While there isn’t a true apples-to-apples study proving that certain colors affect different dopamine levels in the brain, there are numerous studies that focus on the relationship between what we wear and how we act and feel. A 2012 study published by the University of Hertfordshire Press links “how clothing and mood don’t just influence others, it reflects and influences the wearer’s mood, too.” Another study published in the Journal of Experimental Social Psychology highlights “how clothes systematically influence wearers’ psychological processes,” such as how wearing a physician’s lab coat increases attention.
How to dopamine dress
You might have caught wind on social media of people dressing like a human rainbow using the hashtag #dopaminedressing. This is an extreme form and thankfully, not the only way to do it. (Unless, of course, that’s what makes you happiest!)
“You can dopamine dress to improve work performance,” Karen says. Since clothing is a mood-altering substance, she says it affects your mental state and could affect performance.
Mood enhancement dressing helps optimize your mood using color, style, texture, shape, etc. It really depends on your style. If you adore the color green and feel happiest when you wear it, you could find a way to wear it every day.
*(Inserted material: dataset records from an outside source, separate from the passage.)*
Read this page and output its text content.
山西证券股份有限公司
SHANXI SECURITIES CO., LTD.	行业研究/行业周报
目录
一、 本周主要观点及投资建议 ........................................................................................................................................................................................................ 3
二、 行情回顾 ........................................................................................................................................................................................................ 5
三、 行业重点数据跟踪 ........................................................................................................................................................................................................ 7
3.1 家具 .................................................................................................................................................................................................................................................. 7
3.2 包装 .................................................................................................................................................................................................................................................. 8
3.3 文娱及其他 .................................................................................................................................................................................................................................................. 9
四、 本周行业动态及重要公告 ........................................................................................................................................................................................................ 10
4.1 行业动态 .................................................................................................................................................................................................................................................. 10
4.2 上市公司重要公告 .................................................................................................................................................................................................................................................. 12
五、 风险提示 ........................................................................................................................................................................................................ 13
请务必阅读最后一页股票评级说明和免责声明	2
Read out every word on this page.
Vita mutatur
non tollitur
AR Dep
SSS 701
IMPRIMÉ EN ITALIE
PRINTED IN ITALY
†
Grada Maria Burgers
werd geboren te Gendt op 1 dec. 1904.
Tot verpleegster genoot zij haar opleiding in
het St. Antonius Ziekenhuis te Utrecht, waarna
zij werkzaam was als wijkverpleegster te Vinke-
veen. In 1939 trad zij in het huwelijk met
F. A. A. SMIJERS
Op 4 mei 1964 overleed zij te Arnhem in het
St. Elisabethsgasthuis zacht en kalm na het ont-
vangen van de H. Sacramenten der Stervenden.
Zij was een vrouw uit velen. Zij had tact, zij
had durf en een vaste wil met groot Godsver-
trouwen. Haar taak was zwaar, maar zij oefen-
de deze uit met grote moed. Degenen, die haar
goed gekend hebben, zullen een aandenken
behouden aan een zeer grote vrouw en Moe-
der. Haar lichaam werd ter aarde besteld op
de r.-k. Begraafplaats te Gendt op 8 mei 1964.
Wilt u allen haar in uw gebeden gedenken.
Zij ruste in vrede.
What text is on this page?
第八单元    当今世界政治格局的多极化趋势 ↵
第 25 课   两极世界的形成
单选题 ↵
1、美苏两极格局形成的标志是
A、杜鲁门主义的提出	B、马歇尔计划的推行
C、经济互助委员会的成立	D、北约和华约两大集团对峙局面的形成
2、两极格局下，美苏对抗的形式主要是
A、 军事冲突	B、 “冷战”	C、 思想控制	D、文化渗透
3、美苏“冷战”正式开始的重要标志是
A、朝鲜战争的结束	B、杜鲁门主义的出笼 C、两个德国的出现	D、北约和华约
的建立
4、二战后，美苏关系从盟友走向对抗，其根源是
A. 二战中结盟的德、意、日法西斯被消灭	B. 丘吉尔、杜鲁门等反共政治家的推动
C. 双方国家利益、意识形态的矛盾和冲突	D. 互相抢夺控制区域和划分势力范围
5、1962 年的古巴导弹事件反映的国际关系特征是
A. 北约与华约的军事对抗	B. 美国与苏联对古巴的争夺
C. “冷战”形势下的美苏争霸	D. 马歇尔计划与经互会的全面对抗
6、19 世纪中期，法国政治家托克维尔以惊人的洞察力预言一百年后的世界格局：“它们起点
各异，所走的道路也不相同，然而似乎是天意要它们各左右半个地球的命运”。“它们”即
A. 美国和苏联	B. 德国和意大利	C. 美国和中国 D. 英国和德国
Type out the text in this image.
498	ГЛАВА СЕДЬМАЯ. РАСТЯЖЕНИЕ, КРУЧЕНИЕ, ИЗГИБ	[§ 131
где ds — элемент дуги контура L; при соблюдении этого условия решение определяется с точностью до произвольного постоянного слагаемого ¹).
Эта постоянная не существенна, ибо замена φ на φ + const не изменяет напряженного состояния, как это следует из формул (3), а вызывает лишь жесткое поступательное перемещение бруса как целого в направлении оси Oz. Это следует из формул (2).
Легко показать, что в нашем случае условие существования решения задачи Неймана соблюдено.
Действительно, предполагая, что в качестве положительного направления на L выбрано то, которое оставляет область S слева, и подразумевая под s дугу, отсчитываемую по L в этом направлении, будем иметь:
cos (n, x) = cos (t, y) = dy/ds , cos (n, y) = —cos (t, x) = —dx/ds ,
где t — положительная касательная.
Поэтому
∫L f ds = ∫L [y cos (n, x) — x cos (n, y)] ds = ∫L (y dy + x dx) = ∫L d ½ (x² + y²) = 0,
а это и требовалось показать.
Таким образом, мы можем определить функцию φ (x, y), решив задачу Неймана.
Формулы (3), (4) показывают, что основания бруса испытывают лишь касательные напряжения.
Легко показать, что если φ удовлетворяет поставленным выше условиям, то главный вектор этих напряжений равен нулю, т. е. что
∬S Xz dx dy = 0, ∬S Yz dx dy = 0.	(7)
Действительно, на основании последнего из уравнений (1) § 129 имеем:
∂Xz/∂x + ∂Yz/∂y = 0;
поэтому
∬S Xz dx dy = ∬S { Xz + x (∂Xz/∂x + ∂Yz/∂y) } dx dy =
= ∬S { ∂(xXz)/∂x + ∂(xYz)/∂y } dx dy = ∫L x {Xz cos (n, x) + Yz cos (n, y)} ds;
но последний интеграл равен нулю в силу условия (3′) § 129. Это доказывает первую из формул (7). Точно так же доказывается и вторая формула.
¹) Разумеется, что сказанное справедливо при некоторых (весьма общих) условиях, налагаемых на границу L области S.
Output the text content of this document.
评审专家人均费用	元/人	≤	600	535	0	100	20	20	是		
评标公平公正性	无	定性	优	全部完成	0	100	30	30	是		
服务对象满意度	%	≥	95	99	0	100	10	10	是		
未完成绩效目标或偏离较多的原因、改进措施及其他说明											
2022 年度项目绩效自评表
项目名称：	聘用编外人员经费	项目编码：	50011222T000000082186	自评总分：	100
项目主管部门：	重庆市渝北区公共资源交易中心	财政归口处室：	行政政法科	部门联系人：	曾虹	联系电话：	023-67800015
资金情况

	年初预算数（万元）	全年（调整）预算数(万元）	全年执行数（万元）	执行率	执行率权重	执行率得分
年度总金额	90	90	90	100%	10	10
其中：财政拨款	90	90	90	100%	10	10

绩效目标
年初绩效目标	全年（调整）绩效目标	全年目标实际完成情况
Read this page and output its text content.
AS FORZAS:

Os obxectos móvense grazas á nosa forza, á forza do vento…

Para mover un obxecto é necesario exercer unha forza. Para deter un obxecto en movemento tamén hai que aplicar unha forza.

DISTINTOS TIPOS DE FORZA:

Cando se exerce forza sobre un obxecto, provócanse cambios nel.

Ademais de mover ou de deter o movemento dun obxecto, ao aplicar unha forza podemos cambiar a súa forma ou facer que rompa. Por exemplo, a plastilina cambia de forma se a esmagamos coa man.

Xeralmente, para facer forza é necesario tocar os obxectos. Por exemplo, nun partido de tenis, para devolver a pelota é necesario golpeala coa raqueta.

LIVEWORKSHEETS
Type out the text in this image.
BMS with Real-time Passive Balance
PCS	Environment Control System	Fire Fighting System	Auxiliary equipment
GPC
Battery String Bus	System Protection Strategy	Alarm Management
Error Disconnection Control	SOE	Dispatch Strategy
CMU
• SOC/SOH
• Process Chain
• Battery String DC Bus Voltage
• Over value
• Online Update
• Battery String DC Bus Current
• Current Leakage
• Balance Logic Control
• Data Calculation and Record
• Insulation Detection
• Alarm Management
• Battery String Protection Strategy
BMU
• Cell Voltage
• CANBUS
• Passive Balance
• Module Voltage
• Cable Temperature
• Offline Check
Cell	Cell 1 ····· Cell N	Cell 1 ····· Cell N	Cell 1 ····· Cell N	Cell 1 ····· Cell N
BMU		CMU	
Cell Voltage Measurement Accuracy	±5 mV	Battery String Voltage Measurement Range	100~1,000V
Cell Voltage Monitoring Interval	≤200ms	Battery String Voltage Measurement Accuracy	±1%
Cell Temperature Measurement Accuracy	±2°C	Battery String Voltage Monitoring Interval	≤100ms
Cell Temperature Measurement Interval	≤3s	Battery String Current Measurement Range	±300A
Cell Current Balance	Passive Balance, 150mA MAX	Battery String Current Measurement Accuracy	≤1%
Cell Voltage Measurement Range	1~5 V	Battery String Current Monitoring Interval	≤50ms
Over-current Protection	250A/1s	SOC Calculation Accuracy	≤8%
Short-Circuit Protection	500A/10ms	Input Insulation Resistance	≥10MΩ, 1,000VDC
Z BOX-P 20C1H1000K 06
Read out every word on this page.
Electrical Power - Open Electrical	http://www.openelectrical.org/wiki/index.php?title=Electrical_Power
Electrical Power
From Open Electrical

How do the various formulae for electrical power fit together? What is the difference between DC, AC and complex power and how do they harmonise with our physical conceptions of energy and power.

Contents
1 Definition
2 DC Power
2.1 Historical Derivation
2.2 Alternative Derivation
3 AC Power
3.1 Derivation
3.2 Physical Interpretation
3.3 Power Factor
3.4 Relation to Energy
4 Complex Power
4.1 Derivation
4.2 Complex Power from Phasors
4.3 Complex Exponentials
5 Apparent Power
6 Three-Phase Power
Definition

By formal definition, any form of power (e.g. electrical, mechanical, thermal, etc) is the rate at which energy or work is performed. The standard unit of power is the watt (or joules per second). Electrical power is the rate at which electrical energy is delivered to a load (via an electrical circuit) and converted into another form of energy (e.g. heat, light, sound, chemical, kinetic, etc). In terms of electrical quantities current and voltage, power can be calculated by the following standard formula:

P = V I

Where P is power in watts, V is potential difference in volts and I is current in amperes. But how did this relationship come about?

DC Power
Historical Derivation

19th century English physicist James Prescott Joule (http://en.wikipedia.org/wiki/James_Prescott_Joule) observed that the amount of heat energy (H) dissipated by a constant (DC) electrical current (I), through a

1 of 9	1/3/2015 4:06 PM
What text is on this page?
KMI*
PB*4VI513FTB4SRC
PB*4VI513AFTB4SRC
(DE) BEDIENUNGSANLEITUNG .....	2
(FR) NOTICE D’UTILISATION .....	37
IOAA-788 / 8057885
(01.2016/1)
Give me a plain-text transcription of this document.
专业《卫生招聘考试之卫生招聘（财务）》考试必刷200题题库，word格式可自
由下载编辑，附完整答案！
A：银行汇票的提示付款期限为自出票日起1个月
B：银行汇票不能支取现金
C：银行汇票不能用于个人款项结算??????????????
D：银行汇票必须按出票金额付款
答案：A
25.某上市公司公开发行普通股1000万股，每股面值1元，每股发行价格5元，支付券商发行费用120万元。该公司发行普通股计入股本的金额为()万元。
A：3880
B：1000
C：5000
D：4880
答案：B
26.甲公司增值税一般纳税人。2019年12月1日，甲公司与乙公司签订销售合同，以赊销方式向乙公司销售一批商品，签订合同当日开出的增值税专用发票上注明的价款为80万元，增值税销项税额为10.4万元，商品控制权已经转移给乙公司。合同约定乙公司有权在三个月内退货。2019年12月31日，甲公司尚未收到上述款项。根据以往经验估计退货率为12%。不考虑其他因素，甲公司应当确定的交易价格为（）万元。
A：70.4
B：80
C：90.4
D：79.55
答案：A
Alternatively, you may choose to embrace utilitarian dressing—your own take on Steve Jobs’ repetitious personal uniform. Making one less decision each day can help ward off decision fatigue and boost productivity. Additionally, the monotonous style may also help you maintain your mood.
Karen suggests checking in with yourself before you get out of bed in the morning to see how you’re feeling. “Then select clothing according to how you feel or how you want to feel. In this case, if we’re dopamine dressing, it’s how you want to feel because you’re aspiring to feel a certain way and then selecting certain colors, maybe selecting a particular texture, a particular silhouette or shape, and then go about your day,” Karen says. “So you’re actually styling from the inside out. You’re starting from the internal to the external. What you’re doing is creating an alignment between your attitude and your attire.”
Tips for dopamine dressing
The good news is that you don’t need to overhaul your closet or even spend any money at all. Founder and lead stylist at The Wardrobe Consultant, Hallie Abrams, says, “The point of dopamine dressing is to elicit joy.”
Abrams says this may mean wearing an item that has an emotional connection, a bright, happy color, or even combining clothes you already own in a new way. To Abrams, infusing your wardrobe with color and dressing in a way that inspires happiness is her interpretation of dopamine dressing. This may also mean wearing something that evokes an emotional connection.
She says to first select a color you like and then decide how much of that color you’d like to wear. Next, start incorporating that color into your wardrobe, which might be with jewelry, accessories or articles of clothing. Then notice how you feel throughout the day. If you find yourself staring at your closet and feeling lost, try turning to Pinterest to conjure up some inspiration.
“As a rule of thumb, blue tends to look good on most people,” Abrams says. “If you feel great wearing a little color, next time, add a little more. You’ll be surprised how the little shots of dopamine add up.”
Seek to wear what makes you look good externally and feel good internally. Showing up with your best self will kickstart your day in the right direction.